How would the kinetic energy of a 12,000-kg train compare with the kinetic energy of a 900-kg compact car of both were traveling at the same speed?

I am rlly not good at this im still confused!

To compare the kinetic energy of the train and the compact car, we first need to understand the formula for kinetic energy:

Kinetic Energy = 1/2 * mass * velocity^2

In this case, the mass of the train is given as 12,000 kg, and the mass of the compact car is given as 900 kg.
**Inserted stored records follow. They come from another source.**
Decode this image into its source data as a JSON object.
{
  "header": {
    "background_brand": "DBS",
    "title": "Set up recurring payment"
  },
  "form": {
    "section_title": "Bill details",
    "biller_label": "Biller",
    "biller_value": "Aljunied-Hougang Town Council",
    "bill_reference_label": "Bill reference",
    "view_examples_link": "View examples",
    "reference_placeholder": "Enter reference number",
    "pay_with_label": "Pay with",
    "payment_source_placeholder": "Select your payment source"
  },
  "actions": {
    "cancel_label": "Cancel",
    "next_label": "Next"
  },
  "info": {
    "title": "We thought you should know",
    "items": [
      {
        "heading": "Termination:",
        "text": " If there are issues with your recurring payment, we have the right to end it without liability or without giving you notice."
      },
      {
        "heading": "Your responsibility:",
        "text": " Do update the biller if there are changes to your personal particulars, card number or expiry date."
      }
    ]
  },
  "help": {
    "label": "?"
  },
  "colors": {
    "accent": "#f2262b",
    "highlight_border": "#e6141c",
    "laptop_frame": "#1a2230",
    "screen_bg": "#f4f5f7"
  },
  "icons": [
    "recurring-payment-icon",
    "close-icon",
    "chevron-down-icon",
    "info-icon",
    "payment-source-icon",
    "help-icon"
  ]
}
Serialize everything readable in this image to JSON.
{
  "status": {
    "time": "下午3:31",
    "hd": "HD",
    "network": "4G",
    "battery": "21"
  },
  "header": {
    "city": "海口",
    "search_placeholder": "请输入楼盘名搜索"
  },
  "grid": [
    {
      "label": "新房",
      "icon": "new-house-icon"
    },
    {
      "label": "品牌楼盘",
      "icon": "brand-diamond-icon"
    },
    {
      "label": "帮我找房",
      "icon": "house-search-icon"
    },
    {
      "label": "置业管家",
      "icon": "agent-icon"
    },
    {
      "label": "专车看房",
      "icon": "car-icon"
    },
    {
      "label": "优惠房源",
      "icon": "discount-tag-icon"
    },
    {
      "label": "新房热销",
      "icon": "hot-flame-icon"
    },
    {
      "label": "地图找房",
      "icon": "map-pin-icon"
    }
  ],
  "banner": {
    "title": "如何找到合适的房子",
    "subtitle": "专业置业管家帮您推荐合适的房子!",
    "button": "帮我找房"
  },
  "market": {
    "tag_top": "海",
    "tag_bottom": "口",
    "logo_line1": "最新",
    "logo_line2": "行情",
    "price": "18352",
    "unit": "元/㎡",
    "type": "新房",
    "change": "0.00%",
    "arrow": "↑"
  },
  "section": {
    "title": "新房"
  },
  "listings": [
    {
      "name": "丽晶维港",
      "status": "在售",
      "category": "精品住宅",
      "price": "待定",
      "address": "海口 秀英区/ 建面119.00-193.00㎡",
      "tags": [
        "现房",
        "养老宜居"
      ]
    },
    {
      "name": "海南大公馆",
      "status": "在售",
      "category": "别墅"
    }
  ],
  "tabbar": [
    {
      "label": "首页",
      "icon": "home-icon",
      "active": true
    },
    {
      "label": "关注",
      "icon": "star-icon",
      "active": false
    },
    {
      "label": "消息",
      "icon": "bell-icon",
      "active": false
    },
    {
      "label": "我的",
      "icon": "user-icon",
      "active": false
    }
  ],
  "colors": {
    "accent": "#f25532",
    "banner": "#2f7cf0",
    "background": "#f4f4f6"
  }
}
Assuming they are both traveling at the same speed, let's use "v" to represent their velocity.

Now, to compare their kinetic energies, we need to calculate the kinetic energy for each object using the formula mentioned above.

1. Train:
Kinetic Energy (train) = 1/2 * mass (train) * velocity^2
= 1/2 * 12,000 kg * v^2

2. Compact Car:
Kinetic Energy (car) = 1/2 * mass (car) * velocity^2
= 1/2 * 900 kg * v^2

So, the kinetic energy of the train would be 1/2 * 12,000 kg * v^2, and the kinetic energy of the compact car would be 1/2 * 900 kg * v^2.

To directly compare their kinetic energies, we need to find the ratio of the kinetic energy of the train to the kinetic energy of the compact car:

Ratio = (Kinetic Energy of Train) / (Kinetic Energy of Car)
= (1/2 * 12,000 kg * v^2) / (1/2 * 900 kg * v^2)

Simplifying the equation:

Ratio = (12,000 kg / 900 kg) = 13.33

Based on this comparison, the kinetic energy of the train is 13.33 times greater than the kinetic energy of the compact car when they are traveling at the same speed.

is this homework help or not

the K.E. is proportional to the mass

the mass of the train is about 13 times the mass of the car
... so it has about 13 times the K.E.